For where your treasure is, there your heart will be also….No one can serve two masters. Either you will hate the one and love the other, or you will be devoted to the one and despise the other. You cannot serve both God and money. (Matthew 6:21, 24)
In one of The Hunger Games novels, the characters are placed into a tropic arena where they are forced to survive and fight to the death. One of the warriors is tempted by the allure of her surroundings until she realizes that “everything in this pretty place — the luscious fruit dangling from the bushes, the water in the crystalline streams, even the scent of the flowers when inhaled too directly — is deadly poisonous” and designed to kill her.
That’s a pretty good picture of how God’s Word describes money: tantalizing but toxic. Which is why God calls us to surrender it to him. That brings us to the second biblical principle for stewarding the financial fruit of your labor: God doesn't need your money, but he wants your heart before money destroys it.

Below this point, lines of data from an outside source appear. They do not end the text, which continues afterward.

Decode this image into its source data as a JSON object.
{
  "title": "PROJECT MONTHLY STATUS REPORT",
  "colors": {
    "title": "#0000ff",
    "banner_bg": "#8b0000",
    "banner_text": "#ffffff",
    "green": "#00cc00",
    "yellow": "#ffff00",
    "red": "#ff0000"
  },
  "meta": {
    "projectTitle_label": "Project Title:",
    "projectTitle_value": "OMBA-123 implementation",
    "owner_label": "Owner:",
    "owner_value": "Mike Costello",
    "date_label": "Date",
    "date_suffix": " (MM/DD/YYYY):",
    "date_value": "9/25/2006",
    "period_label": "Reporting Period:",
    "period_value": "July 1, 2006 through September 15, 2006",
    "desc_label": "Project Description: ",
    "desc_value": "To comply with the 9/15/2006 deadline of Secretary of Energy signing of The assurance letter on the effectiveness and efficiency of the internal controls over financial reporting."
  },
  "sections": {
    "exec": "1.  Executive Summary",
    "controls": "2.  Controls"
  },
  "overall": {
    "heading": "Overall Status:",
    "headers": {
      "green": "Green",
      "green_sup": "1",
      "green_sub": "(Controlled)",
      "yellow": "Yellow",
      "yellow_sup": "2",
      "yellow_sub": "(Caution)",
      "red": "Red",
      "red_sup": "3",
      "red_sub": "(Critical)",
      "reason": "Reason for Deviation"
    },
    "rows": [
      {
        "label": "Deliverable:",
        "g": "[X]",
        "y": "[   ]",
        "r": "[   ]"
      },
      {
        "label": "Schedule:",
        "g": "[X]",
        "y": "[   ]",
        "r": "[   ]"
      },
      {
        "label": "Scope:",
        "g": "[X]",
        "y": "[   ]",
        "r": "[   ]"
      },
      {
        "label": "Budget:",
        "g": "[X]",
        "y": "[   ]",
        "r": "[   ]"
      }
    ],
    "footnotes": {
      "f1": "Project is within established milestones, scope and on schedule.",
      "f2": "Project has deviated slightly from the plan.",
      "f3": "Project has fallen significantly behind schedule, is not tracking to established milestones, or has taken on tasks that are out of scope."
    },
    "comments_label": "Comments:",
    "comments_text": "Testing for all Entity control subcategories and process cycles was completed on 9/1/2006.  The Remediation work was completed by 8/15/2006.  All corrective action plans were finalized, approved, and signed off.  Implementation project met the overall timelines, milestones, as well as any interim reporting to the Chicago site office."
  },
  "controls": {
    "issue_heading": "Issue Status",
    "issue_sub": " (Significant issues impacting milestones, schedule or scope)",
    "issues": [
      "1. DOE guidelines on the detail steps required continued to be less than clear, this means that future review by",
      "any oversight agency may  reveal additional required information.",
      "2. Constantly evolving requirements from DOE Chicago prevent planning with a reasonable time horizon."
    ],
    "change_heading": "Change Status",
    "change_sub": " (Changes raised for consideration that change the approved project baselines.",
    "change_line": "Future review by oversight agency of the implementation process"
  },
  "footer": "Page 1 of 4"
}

Scripture consistently uses violent and graphic language to warn us of the spiritual dangers that accompany having more than you need financially. God says that money can “plunge” you “into ruin and destruction,” enslave and “master” you, make you a “fool” in God’s eyes, “eat your flesh like fire,” and “choke” God’s Word out of your life (see 1 Timothy 6:9–10, Matthew 6:24, Luke 12:15–21, James 5:1–3, and Matthew 13:22).
Commenting on this theme, my friends at The Theology of Work Project say, “Jesus seems to look on wealth the way the rest of us would look at a stick of dynamite.”
God doesn’t need your money. He owns “the cattle on a thousand hills” (Psalm 50:10). God doesn’t even need your heart. He’s been experiencing the perfect love of the trinity for eternity. God doesn’t need you. He wants you because he loves you. And he knows that if you don’t hand him your wallet, you’ll never fully hand him your heart.
Given Scripture’s warnings about the spiritual danger of hoarding wealth, let me encourage you to stop asking, “How much should I give?” and start asking, “How much should I keep knowing what I know of money’s power?”
I think this is the point of Mark 12:41-44. After Jesus watched “many rich people” throw in “large amounts” of money to the “temple treasury,” a “poor widow” threw in “only a few cents,” but it was “everything” for her—“all she had to live on.” And she is the one who Jesus praised. Because he knew this woman had found fullness of joy in him.
“Not what you give but what you keep is what the King is counting,” sings Kristyn Getty. With that in mind, prayerfully discern not what you should give, but what you should keep, to ensure that your heart belongs to God alone.